I won’t write about her. But I will write instead about how in many occasions I would see her likeness in crowds in the most unlikely of places – the market, bus terminal, the airplane. I am reminded of the novel by John Berger where the protagonist meets her dead mother in far away Lisbon, Portugal. Apparently, according to the novel’s cosmology, death just meant departing from your present life to move to the city of your choice and the son chanced upon her mother in this city where they have long walks and extended conversations.

When I travel and see a kind tsinita woman of her age, size, and demeanor, in Cebu, Gensan, and wherever, I often pause to wonder if it could possibly be her.
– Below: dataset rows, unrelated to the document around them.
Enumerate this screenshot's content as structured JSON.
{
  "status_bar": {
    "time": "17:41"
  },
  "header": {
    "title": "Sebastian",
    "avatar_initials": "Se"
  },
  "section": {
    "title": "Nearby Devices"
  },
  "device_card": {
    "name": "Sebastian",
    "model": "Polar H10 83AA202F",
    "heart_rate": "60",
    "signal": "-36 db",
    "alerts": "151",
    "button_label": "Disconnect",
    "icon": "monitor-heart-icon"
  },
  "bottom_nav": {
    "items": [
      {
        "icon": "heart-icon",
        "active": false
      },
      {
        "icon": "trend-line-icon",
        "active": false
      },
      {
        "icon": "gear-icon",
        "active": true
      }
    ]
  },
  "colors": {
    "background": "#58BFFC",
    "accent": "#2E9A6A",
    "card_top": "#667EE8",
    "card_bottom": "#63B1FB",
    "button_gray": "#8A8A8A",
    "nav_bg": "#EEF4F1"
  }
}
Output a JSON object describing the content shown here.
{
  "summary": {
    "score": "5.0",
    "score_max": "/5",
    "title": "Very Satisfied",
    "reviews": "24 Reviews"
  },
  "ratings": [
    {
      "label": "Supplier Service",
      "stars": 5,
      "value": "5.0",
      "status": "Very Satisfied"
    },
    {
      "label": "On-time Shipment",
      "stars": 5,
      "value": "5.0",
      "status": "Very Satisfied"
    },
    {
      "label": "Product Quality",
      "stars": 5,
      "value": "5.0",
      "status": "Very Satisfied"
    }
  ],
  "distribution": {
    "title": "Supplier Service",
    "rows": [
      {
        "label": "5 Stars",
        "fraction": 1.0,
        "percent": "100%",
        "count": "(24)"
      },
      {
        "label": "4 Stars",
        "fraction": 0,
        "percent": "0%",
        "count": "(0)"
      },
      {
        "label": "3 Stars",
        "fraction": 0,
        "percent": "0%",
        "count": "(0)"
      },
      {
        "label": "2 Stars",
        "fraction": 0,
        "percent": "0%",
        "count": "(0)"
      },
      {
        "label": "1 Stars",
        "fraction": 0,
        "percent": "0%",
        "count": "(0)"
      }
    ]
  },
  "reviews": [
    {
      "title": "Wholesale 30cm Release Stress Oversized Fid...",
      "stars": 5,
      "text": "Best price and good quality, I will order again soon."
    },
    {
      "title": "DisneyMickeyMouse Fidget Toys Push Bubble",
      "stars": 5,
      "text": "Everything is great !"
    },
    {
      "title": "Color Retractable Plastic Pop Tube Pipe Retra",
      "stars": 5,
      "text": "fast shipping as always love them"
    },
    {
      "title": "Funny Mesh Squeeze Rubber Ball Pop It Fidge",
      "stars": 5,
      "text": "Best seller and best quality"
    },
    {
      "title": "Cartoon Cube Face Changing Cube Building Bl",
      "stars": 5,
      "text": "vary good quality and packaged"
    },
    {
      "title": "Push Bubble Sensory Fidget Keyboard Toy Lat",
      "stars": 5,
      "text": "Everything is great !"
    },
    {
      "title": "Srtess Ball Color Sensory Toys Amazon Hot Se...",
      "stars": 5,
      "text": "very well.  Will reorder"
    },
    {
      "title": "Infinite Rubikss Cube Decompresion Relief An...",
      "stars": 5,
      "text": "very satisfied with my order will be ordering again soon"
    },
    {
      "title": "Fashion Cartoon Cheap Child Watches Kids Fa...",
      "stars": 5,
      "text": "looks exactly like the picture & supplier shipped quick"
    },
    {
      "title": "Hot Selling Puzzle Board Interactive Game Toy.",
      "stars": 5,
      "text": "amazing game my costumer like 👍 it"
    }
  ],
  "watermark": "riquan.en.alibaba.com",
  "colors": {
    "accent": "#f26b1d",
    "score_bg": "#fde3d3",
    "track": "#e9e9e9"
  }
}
That she and my dead father just decided to quit being our parents and established a happier life elsewhere. I wish that were so.

I won’t write about her. I will just write about the insane toothache, headache, fever that one gets every so often. The medicines usually work but there is something about someone taking that special trip to the city to buy you your favorite siopao that makes you better than better. And of course, the ever powerful brush of the forehead that is at once a reading of your temperature and a gesture of worry and care that is no match to whatever ailment.

I won’t write about my mother. But I will write about the Vagina Monologues and how it revealed to me the difficult ways of being a woman and mother especially of her generation. Men have always taken the privilege of controlling the bodies of women, alienating women from their own physical selves.

I have seen this in the way she handled herself prudently before others. She was shy and uneasy; dependent on her husband for many things. Some may say that these are qualities that men look for in women, but such alienation actually result to disastrous consequences. We found out belatedly (or perhaps we had been far too long in denial) that a tumor has been growing in her breast for years.

I won’t write about her. Because it is embarrassing to admit that grown men, like me, are reduced to bawling little boys when remembering our beloved mothers. It is a heartache that began the moment they held us in their arms upon birth, and continues to throb and bleed long after they are gone.

Published in the Sun.Star Cagayan de Oro newspaper on May 09, 2014.